Tuesday Raven had off. Wednesday Raven and I got a dose of Jim Barton Horsemanship. Jim the Mountain man from North Carolina is my farrier that has sponsored many of my mustangs in the past. For the last 46 years he has been shoeing horses, and in his younger years to make some extra money, he would start horses to be used shortly after for kids camps all summer. Having a short amount of time to produce kid safe horse Jim had learned a few effective shortcuts to getting a horse less reactive. At this point I have not found an effective way to interrupt ravens pattern of exploding. If the next attempt doesn’t work, the exploding will become a learned pattern of how to not be ridden! This is the last thing that I want to have happen because his future will be affected. Many of you have asked me what happens to the horses that don’t train. Well there are a few options, I could find an adopter and opt out of the competition, I could opt out of the competition and turn him in to the BLM where he could be adopted again up to the age of 6, and if he was not readopted he would go into long term holding to live out his years. None of these options appealed to me and of course being the problem solver that I am, I can not let this learning opportunity escape me. Back to Jim. When he had horses as resistant and reactive as raven he would pull out a latago strap with a steel ring attached to it and place it around the horses neck. From there he would take a lead line and loop it around the back hind leg in the same fashion that I have done to teach horses to handle their back legs. Instead of wrapping the rope over the back and around the front of the horses like when I am teaching a horse to not struggle against foot handling, he would attach it to the neck collar just long enough that raven could still have his foot on the ground. Doesn’t sound like much but with this set up if raven launches himself forward the leg strap will catch his front end and pull him around immediately… interrupting the pattern! Once raven learned that he could not escape from the stimulus (mounting) he had to come up with another coping mechanism. It only took a few minutes for raven to realize plan “A” no longer worked and for the first time I was able to practice mounting safely and help Raven find his confidence with this.
Thursday and Friday, you guessed it, we worked on mounting! His jumping became less and less each day.

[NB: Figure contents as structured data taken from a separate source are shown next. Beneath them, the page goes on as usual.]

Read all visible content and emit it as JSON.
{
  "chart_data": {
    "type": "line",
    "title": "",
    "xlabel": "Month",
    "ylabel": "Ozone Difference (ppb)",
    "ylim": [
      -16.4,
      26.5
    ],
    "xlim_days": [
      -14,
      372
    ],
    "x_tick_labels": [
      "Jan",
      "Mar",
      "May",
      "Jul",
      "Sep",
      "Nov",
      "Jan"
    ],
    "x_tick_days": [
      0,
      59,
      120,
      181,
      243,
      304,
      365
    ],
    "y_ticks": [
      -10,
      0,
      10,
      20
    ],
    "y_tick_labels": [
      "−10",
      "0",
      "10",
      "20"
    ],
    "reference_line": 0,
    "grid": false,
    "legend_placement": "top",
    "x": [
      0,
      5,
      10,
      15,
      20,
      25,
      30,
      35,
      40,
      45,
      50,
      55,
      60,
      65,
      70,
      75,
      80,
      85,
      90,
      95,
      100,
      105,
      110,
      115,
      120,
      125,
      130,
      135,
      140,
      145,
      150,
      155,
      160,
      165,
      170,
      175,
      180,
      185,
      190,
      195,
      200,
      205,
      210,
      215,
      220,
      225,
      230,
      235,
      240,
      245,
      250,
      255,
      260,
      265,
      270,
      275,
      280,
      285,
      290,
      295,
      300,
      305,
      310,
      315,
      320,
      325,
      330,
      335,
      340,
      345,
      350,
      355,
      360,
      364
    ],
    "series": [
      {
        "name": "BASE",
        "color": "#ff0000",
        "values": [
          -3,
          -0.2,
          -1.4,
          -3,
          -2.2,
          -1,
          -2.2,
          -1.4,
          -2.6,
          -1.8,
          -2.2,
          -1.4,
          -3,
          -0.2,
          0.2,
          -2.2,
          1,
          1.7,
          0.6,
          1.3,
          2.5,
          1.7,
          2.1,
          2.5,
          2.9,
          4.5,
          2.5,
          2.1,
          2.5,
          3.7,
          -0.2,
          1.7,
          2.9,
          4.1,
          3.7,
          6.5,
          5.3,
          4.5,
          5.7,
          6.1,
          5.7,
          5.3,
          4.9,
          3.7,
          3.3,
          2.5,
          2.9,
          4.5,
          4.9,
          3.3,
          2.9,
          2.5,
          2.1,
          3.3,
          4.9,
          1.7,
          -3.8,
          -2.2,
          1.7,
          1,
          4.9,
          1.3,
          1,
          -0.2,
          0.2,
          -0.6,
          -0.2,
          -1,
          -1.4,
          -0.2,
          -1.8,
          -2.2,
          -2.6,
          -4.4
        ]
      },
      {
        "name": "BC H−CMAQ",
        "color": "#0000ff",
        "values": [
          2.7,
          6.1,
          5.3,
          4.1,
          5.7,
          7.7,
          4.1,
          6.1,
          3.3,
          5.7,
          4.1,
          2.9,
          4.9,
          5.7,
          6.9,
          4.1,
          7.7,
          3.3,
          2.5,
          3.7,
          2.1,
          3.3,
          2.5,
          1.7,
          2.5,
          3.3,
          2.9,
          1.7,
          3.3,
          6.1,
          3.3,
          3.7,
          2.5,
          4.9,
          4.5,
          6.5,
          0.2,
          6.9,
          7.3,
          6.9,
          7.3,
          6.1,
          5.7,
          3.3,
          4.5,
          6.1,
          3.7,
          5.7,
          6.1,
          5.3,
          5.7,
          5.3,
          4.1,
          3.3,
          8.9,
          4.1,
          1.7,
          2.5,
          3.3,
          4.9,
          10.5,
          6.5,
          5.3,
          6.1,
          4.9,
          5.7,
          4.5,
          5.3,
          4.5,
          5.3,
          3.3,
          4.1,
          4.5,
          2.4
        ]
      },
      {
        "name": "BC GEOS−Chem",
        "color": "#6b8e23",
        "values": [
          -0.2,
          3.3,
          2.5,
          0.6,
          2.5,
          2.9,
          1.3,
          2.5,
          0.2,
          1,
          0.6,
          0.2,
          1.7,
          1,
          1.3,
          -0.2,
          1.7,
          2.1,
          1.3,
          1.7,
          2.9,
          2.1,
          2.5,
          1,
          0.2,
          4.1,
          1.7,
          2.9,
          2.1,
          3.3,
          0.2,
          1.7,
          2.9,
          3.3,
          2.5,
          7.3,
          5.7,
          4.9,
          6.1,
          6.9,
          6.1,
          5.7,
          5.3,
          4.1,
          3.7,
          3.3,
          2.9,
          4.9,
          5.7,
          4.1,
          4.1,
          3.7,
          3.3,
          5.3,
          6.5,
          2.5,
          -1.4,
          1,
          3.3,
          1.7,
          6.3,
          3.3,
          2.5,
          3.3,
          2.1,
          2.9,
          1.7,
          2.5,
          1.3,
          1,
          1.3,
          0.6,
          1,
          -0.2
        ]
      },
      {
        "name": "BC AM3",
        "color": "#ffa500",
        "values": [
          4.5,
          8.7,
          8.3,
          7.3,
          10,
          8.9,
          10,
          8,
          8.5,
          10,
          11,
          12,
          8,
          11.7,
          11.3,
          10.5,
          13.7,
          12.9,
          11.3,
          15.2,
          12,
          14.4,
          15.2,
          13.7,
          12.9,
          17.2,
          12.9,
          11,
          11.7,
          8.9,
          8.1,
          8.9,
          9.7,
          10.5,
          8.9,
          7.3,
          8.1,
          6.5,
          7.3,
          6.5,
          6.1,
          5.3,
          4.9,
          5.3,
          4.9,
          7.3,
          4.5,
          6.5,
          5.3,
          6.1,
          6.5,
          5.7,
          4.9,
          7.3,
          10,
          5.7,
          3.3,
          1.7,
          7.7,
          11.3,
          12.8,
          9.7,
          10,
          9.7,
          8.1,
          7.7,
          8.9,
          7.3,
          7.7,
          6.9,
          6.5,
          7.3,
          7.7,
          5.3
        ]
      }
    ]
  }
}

Saturday our barn was participating in the Canton Christmas parade. I dolled Raven up in my black and gold driving harness, and adorned him with red ribbon and bells. I loaded Raven up for the first time in my two horse straight load trailer. He walked right on and only jumped a little as I closed the door. We got to the line up and found a quiet place to put the finishing touches on Raven’s getup. We carefully found our way up to our line up position through all of the floats, golf carts and marching bands. Raven was a little overwhelmed but kept his composure. The parade progressed on its way and the bigger challenged that faced Raven was the fleet of mounted horses that would be marching behind him the whole time. Raven did great, he walked at a slight angle to keep his two eyes on me the whole time. His only scooch moment was when one of the horses behind him got to close and bit him on the rump! I would scooch too!